“He is sleeping again now,” she said; “step gently, Mr. Collingwood.”
It was long past dressing time, and they went straight to their rooms. During dinner Miss Fortescue was unusually vitriolic, and afterward they played a game called Adverbs. Jack had only a confused recollection of going out of the room, and being totally unable to guess what was required of him on his return. Soon after this Jeannie and her aunt went upstairs. Jack must have been really idiotic about the game, for Miss Fortescue looked at him anxiously as she shook hands.
“I think you must have overworked yourself,” she said. “Be careful.”
She took several turns up and down her bed-room before ringing for her maid. As she pulled the bell:
“Head over ears,” she remarked.
CHAPTER XIV
Long-continued drought had marked this summer-time, and when in September no rain fell the papers had been full of acrimonious comments on the ways of water-companies. The water-company at fault was really no earthly controller, and the most intelligent body of men can not milk the clouds. But the British public is not happy without its grievance, and just now it was certainly enjoying itself immensely.
Wroxton had hitherto suffered less than other towns, but by the beginning of October the supply began to cause uneasiness. But the water-company had another spring up its sleeve, and, to quiet complaints, about the second week in the month it was drawn upon, and the intelligent public was deprived of its right to grumble.
The weather was hot and unseasonable, with the heat not of an invigorating sun, but of the closed and vitiated atmosphere of a packed room. Day after day a blanket of gray cloud covered the earth as with a lid, yet the rain came not. A windless, suffocating calm environed the earth; it was rank weather for man and beast. The perennial green of the great downs faded to an unwholesome yellow, like a carpet that is losing its colour from the sun, and the nights were dewless. The heavenly forces that temper the frosts of winter with a benigant sun and the heats of summer with the cool dews of night seemed to have been struck dead. Clouds overset the earth, but neither dispersed nor discharged. It was as if the vitality of the seasons had failed, as if the earth was abandoned to decay.

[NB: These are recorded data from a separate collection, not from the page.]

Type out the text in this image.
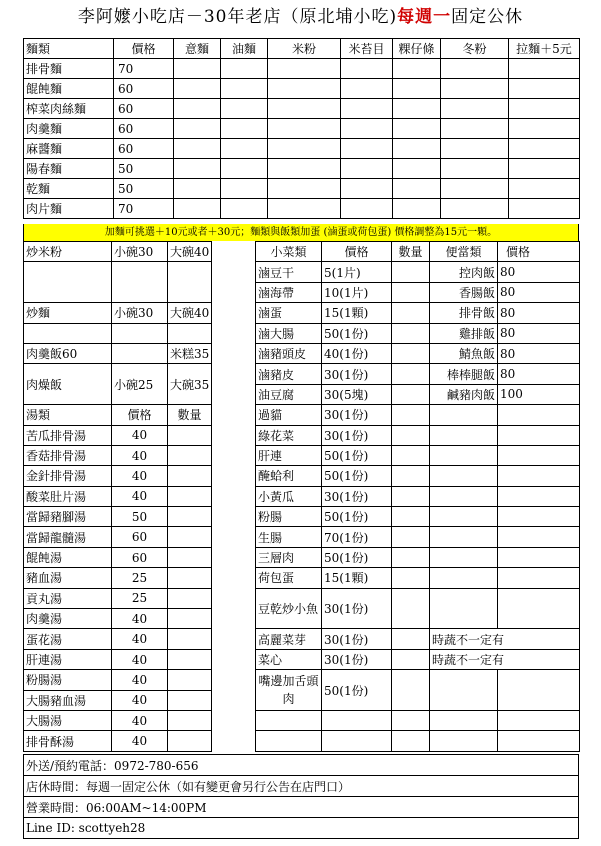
李阿嬤小吃店－30年老店（原北埔小吃)每週一固定公休
麵類	價格	意麵	油麵	米粉	米苔目	粿仔條	冬粉	拉麵＋5元
排骨麵	70							
餛飩麵	60							
榨菜肉絲麵	60							
肉羹麵	60							
麻醬麵	60							
陽春麵	50							
乾麵	50							
肉片麵	70							
加麵可挑選＋10元或者＋30元；麵類與飯類加蛋 (滷蛋或荷包蛋) 價格調整為15元一顆。
炒米粉	小碗30	大碗40		小菜類	價格	數量	便當類	價格
				滷豆干	5(1片)		控肉飯	80
				滷海帶	10(1片)		香腸飯	80
炒麵	小碗30	大碗40		滷蛋	15(1顆)		排骨飯	80
				滷大腸	50(1份)		雞排飯	80
肉羹飯60		米糕35		滷豬頭皮	40(1份)		鯖魚飯	80
肉燥飯	小碗25	大碗35		滷豬皮	30(1份)		棒棒腿飯	80
				油豆腐	30(5塊)		鹹豬肉飯	100
湯類	價格	數量		過貓	30(1份)			
苦瓜排骨湯	40			綠花菜	30(1份)			
香菇排骨湯	40			肝連	50(1份)			
金針排骨湯	40			醃蛤利	50(1份)			
酸菜肚片湯	40			小黃瓜	30(1份)			
當歸豬腳湯	50			粉腸	50(1份)			
當歸龍髓湯	60			生腸	70(1份)			
餛飩湯	60			三層肉	50(1份)			
豬血湯	25			荷包蛋	15(1顆)			
貢丸湯	25			豆乾炒小魚	30(1份)			
肉羹湯	40							
蛋花湯	40			高麗菜芽	30(1份)		時蔬不一定有	
肝連湯	40			菜心	30(1份)		時蔬不一定有	
粉腸湯	40			嘴邊加舌頭肉	50(1份)			
大腸豬血湯	40							
大腸湯	40							
排骨酥湯	40							
外送/預約電話：0972-780-656
店休時間：每週一固定公休（如有變更會另行公告在店門口）
營業時間：06:00AM~14:00PM
Line ID: scottyeh28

Jeannie was immune from the assaults of climate, and Miss Fortescue went out so seldom that she found no great disagreeableness in the stagnation of the air. But Colonel Raymond felt it acutely, and said it was like waiting for the rains in India. Miss Clara Clifford could no more write poetry than she could play the mandolin, and Miss Phœbe would have as soon thought of playing the mandolin as of embarking on an epic. But the Colonel gave up the brisk walks while such dispiriting weather lasted, and though Mrs. Raymond dwindled and paled, she found her consolation in seeing the children play hide-and-seek among the gooseberry bushes.